No work but all pay
For the 2003/'04 year the salary and expenses bill for Northern Ireland Assembly members was £9.2 million, although the Assembly did not sit for a single session in that 12-month period. Now assembly members are outraged at the possibility that their wages might be stopped. Colm Heatley reports
More than three years after the collapse of the Stormont Assembly, Northern Ireland's Members of the Legislative Assembly (MLA's) have expressed outrage at Peter Hain's suggestion that their £31,000 per year wage packets could be stopped if political progress is not made before the summer.
Despite the suspension Northern Ireland's 108 MLA's have been entitled to claim their wage plus expenses at a total cost of more than £30M to the public purse.
Hain's comments have been interpreted as part of a strategy to ensure maximum political progress between Northern Ireland's parties when political negotiations start within the next two months.
However the DUP, the party opposed to restoring the Assembly described it as a 'cheap political shot'.
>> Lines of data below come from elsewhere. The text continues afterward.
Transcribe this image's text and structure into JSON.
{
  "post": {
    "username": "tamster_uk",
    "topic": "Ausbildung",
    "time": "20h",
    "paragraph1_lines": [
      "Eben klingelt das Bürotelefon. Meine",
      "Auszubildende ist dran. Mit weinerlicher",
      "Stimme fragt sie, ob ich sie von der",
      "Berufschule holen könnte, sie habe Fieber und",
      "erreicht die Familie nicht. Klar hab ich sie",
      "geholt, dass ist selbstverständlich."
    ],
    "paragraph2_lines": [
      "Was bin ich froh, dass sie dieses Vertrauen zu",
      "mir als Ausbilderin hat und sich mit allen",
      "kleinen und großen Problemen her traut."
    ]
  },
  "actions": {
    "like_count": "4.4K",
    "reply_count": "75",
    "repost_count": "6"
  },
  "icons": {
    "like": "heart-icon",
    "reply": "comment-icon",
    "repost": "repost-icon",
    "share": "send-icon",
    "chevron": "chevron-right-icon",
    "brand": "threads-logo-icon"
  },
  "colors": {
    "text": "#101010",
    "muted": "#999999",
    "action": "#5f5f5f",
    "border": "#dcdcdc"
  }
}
"The secretary of state needs to concentrate on the broader issues instead of trying to grab headlines in a cheap political shot," said north Down DUP MLA Peter Weir.
"Assembly members are still carrying out their day to day activities, so they do deserve a degree of pay and that has already been cut down from £41,000. "Of course the decision rests with Peter Hain."
Assembly members are also entitled to employ relatives and friends as secretaries and personal assistants, an entitlement of which many avail.
For the 2003/4 year the salary and expenses bill was £9.2 million even though the Assembly did not sit for a single session in that 12 month period.
In 2003 then Secretary-of-State, Paul Murphy, announced he was cutting MLA's wages by a quarter.
Ironically with nine MP's and one MEP the leadership of the DUP, the party most opposed to the restoration of Stormont, would be least affected by the decision.
However all of the North's four major parties insisted the move would have little effect on their political positions.
Sinn Féin said the ongoing suspension was 'farcical'.
The Independent Monitoring Commission's report into IRA activity which is due to be released at the end of January is expected to signal the start of intensive political negotiations should it confirm, as expected, that IRA activity has ceased.
Both governments hope those talks will ultimately lead to the restoration of the Assembly and an agreement from the DUP to share power with Sinn Féin.
However the DUP has insisted that despite decommissioning and even with a positive IMC report it will not enter government with Sinn Féin.
In another attempt to provide an incentive for political progress Peter Hain has already said that he doubts the wisdom of holding Assembly elections in 2007 if the institution is still moth-balled.
That would deny Northern Ireland's political parties an opportunity to test their popularity until the next Westminster elections in 2009 or 2010, something the DUP, on an upward electoral roll in their battle with the UUP, would seek to avoid.